The practice of prayer in a believer’s life is an incredible, virtually untapped power source. Prayer moves the hand of God. Prayer prevails. Prayer turns ordinary mortals into men and women of power. It is the key that unlocks the storehouse of God’s riches. It is the call that moves heaven to act on behalf of earth.
Prayer’s power is not merely communicating words with God, but communion with God himself. Does prayer really work? Actually, this is a bad question. Prayer is not a utilitarian practice aimed at achieving an accomplishment. Neither is prayer an exercise in which a person gets exactly what he asks for if he takes great care to state the request properly.
Prayer is communion with God. It is more than communication with God. Communication implies an exchange of words and logic. Often prayer consists of nonverbal outcries that are far more emotional than rational. The substance of prayer is communion with God—the act of being with God.
So, to ask if prayer works is to misunderstand the nature of the experience. It’s like asking, “Does love work?” or “What do you get out of talking to the one you love?”
In our communion with God we need not be preoccupied with logistics, language, or locale. We need only to speak to God with absolute candor and a total lack of inhibition. Prayer is an invitation to speak to the One who loves us beyond measure. Prayer does not lead to an experience with God, prayer is an experience with God.
Prayer’s power does not depend on the one who makes the prayer, but on the one who hears the prayer. We live in a loud world. To get someone’s attention is no easy task. He must turn down the radio, turn away from the monitor, turn the corner of the page and set down the book. When someone is willing to silence everything else so he can hear us clearly, it is a privilege. A rare privilege, indeed.
But God is different. He listens. You can talk to God because God listens. Your voice in heaven matters. He takes you very seriously. When you enter his presence, he turns to hear your voice. Even if you stammer or stumble over words, even if what you have to say impresses no one, it impresses God—and he listens.
He listens to the painful plea of the elderly in the rest home. He listens to the gruff confession of the death-row inmate. When the alcoholic begs for mercy, when the spouse seeks guidance, when the businessman steps off the street into the chapel, God listens.
There are not a lot of things in this world you can count on. But this one thing you can count on: God hears your prayers.
Prayer’s power does not depend on telling God what is on our hearts, but on us asking what is on his heart. In the Lord’s Prayer, we ask that God’s will be done on earth as it is done in heaven. When we seek what’s on God’s heart our prayers get answered. A good exercise is to examine Jesus’ prayer in John 17. Reading his prayer gives us a glimpse of what is important to him. It reveals what’s on his heart.

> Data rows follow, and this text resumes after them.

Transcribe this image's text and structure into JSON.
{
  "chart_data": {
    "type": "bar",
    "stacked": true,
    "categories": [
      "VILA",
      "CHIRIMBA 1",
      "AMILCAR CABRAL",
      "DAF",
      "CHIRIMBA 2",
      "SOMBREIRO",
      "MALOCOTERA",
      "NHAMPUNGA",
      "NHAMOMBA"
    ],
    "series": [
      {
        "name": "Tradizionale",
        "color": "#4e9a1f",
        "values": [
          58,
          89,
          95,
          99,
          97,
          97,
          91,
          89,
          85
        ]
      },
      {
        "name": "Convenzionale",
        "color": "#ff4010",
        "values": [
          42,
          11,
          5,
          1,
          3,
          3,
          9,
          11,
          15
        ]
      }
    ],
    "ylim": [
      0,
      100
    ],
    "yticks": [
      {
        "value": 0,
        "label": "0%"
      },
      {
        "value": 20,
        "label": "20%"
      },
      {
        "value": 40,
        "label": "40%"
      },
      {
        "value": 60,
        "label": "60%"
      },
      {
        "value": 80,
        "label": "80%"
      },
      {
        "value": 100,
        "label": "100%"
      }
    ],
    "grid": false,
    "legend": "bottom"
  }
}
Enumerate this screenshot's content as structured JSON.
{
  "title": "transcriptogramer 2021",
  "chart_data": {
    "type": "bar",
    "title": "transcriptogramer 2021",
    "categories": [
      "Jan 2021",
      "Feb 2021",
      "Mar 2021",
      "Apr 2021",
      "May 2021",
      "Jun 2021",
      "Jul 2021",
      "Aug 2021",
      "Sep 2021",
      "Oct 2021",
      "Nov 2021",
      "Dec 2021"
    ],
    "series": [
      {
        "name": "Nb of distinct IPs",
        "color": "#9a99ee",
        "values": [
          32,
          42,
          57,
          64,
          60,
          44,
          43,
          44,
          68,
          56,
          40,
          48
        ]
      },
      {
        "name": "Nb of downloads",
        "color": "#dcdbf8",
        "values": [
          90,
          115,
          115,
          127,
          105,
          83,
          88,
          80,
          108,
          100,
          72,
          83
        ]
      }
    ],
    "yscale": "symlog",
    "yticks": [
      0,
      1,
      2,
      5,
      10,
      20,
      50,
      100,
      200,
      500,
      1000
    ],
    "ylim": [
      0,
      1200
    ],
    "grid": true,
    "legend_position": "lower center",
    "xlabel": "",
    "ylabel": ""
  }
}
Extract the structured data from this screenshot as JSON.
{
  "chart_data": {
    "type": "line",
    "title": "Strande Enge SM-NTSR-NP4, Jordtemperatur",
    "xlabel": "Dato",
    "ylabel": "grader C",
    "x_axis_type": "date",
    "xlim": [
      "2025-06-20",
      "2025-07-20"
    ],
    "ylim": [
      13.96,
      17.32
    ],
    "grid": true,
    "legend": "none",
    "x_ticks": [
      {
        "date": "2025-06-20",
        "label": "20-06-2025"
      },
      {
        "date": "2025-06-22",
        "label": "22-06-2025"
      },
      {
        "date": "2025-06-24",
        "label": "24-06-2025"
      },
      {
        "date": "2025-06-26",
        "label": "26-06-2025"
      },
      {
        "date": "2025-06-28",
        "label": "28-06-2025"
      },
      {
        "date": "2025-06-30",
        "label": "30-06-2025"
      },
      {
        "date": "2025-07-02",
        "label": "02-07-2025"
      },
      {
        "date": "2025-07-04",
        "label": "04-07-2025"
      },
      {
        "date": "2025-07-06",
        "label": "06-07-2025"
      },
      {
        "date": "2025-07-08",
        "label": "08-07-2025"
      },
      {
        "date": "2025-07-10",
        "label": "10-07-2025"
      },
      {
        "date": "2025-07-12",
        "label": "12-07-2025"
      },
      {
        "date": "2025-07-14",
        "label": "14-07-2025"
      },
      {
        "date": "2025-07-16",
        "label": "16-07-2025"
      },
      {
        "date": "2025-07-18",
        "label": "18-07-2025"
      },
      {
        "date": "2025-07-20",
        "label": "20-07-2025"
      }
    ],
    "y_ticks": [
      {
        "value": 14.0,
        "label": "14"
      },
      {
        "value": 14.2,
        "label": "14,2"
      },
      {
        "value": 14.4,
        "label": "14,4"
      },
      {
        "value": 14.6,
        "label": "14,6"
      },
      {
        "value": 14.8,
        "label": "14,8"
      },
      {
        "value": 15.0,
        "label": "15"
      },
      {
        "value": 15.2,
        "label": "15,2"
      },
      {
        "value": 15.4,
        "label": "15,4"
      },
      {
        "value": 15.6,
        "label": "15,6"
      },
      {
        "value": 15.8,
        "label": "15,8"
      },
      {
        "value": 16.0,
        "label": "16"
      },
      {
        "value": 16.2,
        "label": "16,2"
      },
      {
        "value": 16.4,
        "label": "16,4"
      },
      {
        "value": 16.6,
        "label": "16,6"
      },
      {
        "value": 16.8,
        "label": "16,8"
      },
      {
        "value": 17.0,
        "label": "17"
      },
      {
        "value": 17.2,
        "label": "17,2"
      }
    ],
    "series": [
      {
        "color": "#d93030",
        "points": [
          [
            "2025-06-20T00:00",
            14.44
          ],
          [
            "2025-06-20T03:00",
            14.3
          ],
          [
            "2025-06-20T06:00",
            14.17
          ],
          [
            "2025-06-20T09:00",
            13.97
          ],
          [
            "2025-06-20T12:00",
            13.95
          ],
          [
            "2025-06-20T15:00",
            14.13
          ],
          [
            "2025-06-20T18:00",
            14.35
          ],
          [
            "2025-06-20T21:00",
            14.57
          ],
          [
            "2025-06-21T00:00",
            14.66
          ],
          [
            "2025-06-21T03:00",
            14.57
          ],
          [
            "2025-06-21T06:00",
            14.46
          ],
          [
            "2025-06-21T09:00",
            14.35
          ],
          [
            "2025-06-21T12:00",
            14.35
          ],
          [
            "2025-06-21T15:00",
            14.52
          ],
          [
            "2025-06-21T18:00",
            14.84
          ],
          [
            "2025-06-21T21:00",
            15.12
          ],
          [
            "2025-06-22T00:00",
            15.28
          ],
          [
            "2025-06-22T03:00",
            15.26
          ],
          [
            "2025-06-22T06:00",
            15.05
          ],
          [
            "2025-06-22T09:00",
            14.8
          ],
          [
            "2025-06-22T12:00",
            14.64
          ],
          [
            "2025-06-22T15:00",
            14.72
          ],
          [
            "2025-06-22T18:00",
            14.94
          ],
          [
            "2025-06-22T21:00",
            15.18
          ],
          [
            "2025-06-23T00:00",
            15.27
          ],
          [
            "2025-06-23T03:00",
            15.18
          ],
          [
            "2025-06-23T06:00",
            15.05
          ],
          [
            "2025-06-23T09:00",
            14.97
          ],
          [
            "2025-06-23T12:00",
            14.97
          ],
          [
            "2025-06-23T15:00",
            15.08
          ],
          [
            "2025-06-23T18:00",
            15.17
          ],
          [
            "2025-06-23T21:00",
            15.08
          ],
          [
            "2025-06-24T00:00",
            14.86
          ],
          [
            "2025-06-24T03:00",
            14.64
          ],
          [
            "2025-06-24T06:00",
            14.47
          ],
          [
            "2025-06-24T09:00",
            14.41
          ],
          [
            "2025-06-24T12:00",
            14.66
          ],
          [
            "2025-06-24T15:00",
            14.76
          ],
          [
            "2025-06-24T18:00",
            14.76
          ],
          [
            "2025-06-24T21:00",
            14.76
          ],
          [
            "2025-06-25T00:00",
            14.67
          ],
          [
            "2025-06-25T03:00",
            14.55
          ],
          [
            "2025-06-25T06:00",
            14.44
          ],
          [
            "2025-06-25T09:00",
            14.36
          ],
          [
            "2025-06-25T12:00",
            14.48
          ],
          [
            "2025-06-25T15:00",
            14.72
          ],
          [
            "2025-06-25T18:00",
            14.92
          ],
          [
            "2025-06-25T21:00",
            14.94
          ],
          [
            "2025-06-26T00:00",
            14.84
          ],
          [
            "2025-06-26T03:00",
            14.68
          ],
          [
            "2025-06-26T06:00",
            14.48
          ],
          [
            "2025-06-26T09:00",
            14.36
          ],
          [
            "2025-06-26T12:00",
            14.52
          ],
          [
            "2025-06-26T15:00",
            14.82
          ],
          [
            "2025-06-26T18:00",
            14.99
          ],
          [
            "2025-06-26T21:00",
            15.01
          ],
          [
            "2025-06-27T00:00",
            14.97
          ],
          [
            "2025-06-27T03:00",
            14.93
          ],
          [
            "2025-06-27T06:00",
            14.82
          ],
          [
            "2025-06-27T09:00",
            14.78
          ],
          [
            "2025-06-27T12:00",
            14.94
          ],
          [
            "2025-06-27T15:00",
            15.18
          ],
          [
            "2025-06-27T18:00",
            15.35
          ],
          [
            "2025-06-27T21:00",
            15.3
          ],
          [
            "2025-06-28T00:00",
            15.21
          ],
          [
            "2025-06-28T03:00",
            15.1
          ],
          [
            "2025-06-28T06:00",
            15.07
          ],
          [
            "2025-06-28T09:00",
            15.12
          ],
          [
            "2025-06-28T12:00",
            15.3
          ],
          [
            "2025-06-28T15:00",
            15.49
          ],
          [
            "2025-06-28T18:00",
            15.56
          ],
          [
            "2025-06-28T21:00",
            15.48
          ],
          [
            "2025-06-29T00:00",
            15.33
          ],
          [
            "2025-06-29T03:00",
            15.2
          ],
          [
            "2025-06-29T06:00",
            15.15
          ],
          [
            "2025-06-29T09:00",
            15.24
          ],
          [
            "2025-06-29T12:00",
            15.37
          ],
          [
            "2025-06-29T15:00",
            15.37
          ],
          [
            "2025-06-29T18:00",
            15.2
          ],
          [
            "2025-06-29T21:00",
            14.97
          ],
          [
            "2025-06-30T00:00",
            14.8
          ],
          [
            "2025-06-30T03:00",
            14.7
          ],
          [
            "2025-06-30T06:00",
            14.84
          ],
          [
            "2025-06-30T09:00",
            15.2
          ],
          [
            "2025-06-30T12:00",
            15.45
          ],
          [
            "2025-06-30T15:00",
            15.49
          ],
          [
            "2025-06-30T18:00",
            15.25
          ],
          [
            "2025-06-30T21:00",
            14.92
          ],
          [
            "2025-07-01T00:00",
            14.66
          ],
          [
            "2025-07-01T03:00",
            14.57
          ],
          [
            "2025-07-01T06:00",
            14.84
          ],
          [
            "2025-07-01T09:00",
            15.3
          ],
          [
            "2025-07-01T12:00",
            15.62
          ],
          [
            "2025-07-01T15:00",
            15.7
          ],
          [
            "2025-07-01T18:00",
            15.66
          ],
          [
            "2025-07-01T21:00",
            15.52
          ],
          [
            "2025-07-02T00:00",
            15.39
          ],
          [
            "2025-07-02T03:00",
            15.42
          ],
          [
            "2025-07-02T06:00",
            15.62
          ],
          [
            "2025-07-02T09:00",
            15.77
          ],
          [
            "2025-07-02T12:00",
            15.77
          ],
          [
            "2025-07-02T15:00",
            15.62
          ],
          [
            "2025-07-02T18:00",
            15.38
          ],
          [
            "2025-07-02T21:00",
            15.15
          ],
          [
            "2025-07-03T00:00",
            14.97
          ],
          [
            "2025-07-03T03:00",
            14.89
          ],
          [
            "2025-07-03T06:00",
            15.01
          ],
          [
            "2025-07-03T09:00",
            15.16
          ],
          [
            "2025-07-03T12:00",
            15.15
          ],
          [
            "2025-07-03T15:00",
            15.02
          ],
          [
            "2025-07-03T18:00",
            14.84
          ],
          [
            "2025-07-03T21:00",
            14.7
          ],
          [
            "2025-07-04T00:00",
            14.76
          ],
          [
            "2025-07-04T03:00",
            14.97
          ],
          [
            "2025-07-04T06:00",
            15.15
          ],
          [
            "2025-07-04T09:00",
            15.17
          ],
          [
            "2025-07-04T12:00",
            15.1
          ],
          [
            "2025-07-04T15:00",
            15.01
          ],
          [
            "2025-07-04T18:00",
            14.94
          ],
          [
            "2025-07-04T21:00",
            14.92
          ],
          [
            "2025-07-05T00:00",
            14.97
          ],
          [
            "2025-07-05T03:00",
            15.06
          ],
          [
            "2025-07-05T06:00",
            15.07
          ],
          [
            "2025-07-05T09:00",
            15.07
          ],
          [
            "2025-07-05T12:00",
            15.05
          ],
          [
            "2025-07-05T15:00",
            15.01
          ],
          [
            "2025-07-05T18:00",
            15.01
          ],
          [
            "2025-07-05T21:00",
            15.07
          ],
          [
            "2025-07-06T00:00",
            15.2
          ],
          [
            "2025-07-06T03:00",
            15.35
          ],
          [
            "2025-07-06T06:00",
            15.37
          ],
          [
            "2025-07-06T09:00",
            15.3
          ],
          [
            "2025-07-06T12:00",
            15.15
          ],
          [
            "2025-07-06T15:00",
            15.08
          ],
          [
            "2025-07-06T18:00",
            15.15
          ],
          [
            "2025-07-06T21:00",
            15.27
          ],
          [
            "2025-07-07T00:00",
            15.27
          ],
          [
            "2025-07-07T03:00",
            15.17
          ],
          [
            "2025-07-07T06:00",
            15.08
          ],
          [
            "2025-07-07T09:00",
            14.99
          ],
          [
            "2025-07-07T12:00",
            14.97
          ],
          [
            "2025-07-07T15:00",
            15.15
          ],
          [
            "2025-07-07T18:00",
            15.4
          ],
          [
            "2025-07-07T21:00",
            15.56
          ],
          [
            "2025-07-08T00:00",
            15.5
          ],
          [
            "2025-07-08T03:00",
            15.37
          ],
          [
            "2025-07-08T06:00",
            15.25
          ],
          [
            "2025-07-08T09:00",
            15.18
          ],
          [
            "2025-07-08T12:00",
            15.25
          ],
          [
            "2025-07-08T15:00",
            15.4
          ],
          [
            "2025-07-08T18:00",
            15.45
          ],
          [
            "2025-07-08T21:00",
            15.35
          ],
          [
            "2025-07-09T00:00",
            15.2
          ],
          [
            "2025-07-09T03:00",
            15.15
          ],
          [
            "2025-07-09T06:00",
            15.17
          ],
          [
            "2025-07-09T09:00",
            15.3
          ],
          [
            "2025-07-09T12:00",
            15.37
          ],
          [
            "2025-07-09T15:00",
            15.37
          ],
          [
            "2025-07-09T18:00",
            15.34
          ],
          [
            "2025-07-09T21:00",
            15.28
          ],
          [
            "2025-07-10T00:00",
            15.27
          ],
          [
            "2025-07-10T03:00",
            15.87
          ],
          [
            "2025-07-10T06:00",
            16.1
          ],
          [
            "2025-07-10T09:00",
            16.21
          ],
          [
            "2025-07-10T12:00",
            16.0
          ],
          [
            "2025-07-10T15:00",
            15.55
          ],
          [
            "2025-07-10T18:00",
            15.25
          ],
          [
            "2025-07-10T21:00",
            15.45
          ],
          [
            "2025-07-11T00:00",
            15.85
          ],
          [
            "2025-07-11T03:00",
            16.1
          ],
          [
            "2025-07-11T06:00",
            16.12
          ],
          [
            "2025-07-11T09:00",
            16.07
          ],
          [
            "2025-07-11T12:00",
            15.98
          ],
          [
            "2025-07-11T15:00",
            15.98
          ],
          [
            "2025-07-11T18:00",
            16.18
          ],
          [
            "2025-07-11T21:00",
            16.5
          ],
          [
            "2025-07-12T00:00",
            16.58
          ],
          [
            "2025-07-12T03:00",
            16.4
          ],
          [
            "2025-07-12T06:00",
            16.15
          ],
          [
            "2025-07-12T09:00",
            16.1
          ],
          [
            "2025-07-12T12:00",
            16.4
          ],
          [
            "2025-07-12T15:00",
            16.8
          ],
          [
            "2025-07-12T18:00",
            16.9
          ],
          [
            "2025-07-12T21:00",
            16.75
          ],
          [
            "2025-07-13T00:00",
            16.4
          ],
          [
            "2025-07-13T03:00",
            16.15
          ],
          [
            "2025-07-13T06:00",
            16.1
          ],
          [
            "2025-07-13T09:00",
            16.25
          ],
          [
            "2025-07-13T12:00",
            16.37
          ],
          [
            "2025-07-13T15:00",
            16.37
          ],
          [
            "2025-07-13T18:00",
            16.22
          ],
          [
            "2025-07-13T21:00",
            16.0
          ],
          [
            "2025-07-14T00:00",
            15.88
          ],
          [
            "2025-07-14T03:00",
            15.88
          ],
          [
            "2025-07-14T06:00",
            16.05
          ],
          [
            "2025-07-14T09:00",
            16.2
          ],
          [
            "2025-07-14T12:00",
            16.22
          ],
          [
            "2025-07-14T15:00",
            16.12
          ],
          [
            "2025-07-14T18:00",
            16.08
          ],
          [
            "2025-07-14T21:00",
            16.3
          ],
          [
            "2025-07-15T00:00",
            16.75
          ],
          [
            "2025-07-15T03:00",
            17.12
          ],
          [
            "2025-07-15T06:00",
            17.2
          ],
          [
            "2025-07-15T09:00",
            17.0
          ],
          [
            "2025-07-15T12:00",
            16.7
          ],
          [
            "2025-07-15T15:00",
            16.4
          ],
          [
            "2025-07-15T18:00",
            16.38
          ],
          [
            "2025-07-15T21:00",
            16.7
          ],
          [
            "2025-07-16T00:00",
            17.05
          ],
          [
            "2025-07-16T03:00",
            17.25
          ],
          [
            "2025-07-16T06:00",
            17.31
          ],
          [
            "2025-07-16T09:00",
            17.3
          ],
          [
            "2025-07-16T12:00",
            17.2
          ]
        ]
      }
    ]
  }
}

Prayer’s power is to join God, not God joining us. The power of prayer is to rearrange us, not us to rearrange God. The power of prayer is to ask what is on God’s heart, not us telling God what is on our hearts. The power of prayer is its ability to adjust us not us adjusting God.
Prayer’s power is unleashed not by our eloquence, but by our hurt. God is moved more by the hurt and pain in our hearts than by the eloquence of the words from our mouths.
Never forget that God is a father. And as a father he is moved by the hurts of his people. He responds. That’s what fathers do.
Our prayers may be awkward. Our attempts may be feeble. But since the power of prayer is in the One who hears it and not in the one who says it, our prayers do make a difference. Since the power of prayer is moved by our hurts and not by our eloquence, our prayers arouse the forces of heaven to come to our aid.